1735: Dr Edward Hawarden

On this day in 1735 died the man Billington describes as "the celebrated Dr. Edward Hawarden". Canon Billington gives his story in some detail: "He was of the family of Hawarden of Appleton in Widnes, and was eductaed at Douay [Douai], being ordained priest in 1686. He was one of the Catholic divines whom James II forced upon Magdalen College, Oxford, but his tenure of office was for a few weeks only in 1688, and he returned to Douay to teach there. He was made D.D. [Doctor of Divinity], and appointed vice-president of the college." In 1707 he came to England and worked at first in Durham, then came to Aldcliffe near Lancaster (now part of the Cathedral parish) in 1711. Canon Billington reproduces references to Dr Hawarden in the diary of Thomas Tyldesley (previously mentioned here); Tyldesley records that he dined with the priest on a number of occasions and went to him for confession. His diary for 24th December 1713 refers to Christmas Mass: "About 11 at night went to Aldcliffe, where Dr. Hawarden preached gloriously."

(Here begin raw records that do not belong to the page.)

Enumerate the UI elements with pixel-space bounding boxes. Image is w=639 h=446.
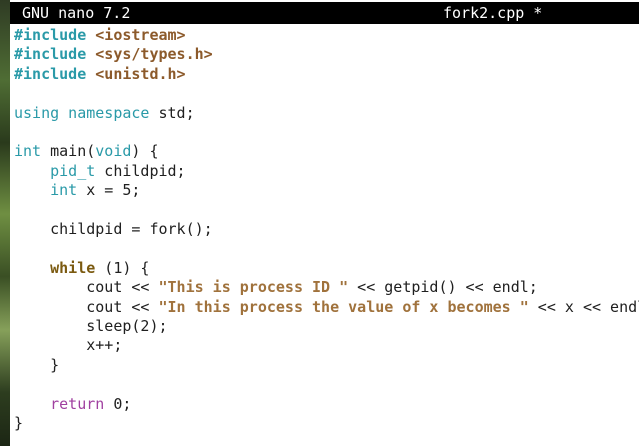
code-token: return [50, 394, 105, 413]
code-token: int [14, 142, 42, 161]
code-token: int [50, 181, 78, 200]
code-token: childpid; [95, 161, 186, 180]
code-line[interactable]: sleep(2); [14, 317, 168, 336]
code-line[interactable]: x++; [14, 336, 122, 355]
code-token: "This is process ID " [158, 278, 349, 297]
terminal-window[interactable]: GNU nano 7.2 fork2.cpp * #include <iostr… [10, 0, 639, 446]
code-line[interactable]: pid_t childpid; [14, 161, 186, 181]
code-token: #include [14, 64, 87, 83]
code-line[interactable]: #include <sys/types.h> [14, 45, 213, 64]
code-token: << getpid() << endl; [348, 278, 538, 297]
code-line[interactable]: #include <iostream> [14, 26, 186, 45]
code-token: cout << [14, 297, 159, 316]
code-token: #include [14, 45, 87, 64]
code-token: } [14, 355, 60, 374]
code-token: cout << [14, 278, 159, 297]
code-token: sleep(2); [14, 317, 168, 335]
nano-titlebar: GNU nano 7.2 fork2.cpp * [10, 2, 639, 24]
code-line[interactable]: return 0; [14, 395, 131, 414]
code-token: childpid = fork(); [14, 220, 213, 238]
code-line[interactable]: int main(void) { [14, 142, 159, 161]
code-line[interactable]: using namespace std; [14, 104, 195, 123]
code-token: void [95, 142, 132, 161]
editor-version-label: GNU nano 7.2 [22, 4, 131, 22]
code-token: std; [149, 103, 195, 122]
code-token: while [50, 258, 96, 277]
code-line[interactable]: while (1) { [14, 259, 149, 278]
code-token: 0; [104, 394, 132, 413]
code-line[interactable]: int x = 5; [14, 181, 140, 200]
code-line[interactable]: cout << "In this process the value of x … [14, 298, 639, 317]
code-line[interactable]: childpid = fork(); [14, 220, 213, 239]
code-token: (1) { [95, 258, 150, 277]
code-token: #include [14, 26, 87, 44]
code-line[interactable]: } [14, 414, 23, 433]
code-token: using namespace [14, 103, 150, 122]
code-token: <unistd.h> [95, 64, 186, 83]
code-token: "In this process the value of x becomes … [158, 297, 529, 316]
code-line[interactable]: cout << "This is process ID " << getpid(… [14, 278, 538, 297]
code-line[interactable]: #include <unistd.h> [14, 65, 186, 84]
code-token: } [14, 414, 24, 432]
code-token: <iostream> [95, 26, 186, 44]
code-token: main( [41, 142, 96, 161]
code-line[interactable]: } [14, 356, 59, 375]
filename-label: fork2.cpp * [443, 4, 543, 22]
code-token: << x << endl; [537, 297, 639, 316]
code-token: x++; [14, 336, 123, 355]
code-token: x = 5; [77, 181, 141, 200]
code-token: pid_t [50, 161, 96, 180]
desktop-background [0, 0, 10, 446]
code-token: ) { [131, 142, 159, 161]
code-token: <sys/types.h> [95, 45, 213, 64]
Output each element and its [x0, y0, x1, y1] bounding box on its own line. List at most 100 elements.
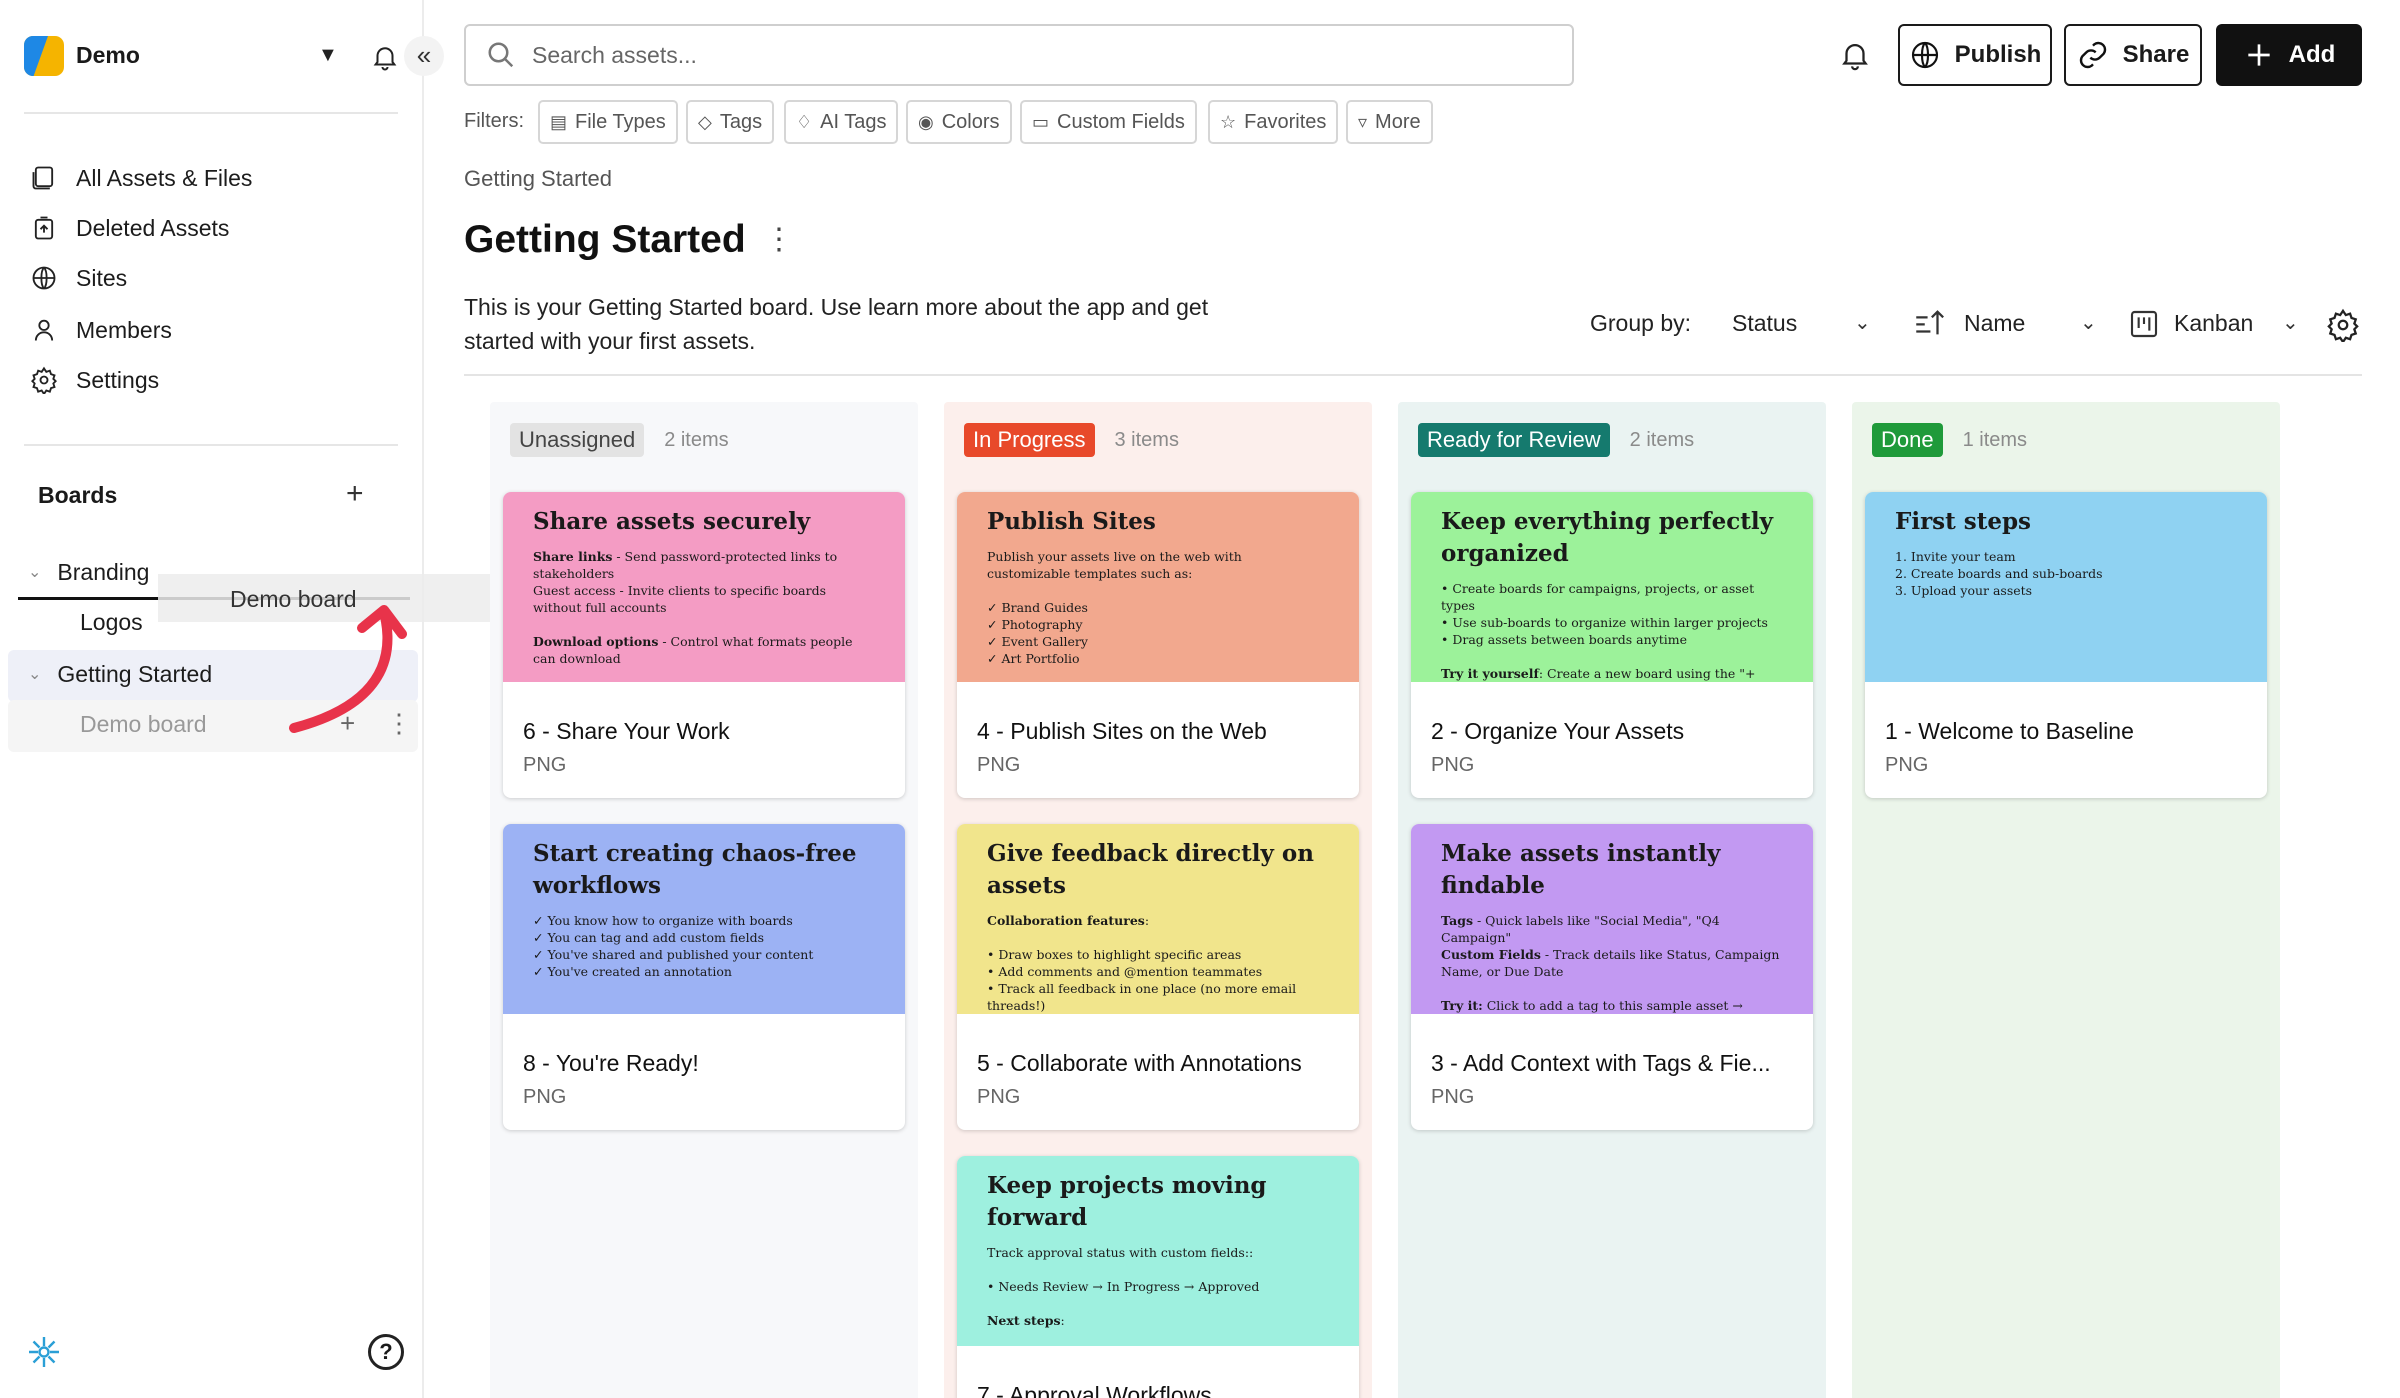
- asset-thumbnail[interactable]: Publish Sites Publish your assets live on…: [957, 492, 1359, 682]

Dr Hawarden is one of the few people whose picture hangs on the main corridor of Cathedral House, where it is found just outside the library. Canon Billington writes that he left Aldcliffe in 1715 and by 1719 had settled in London. He wrote a number of noted works, including one for which "the University of Oxford gave him thanks", and was clearly highly regarded. Bishop John Milner (1752-1826) remarked that Dr Hawarden "for depth of learning and strength of argument had not been surpassed since the time of Bellarmine". Sadly after Dr Hawarden left Aldcliffe the work soon came to end: "the Government made an inquiry into the estates held by Catholics, and particularly into those suspected of being devoted to what were abusively called 'superstitious uses,' i.e. the service of the Catholic religion. An informer betrayed the secret trust on which Aldcliffe was held, and so it was confiscated and sold."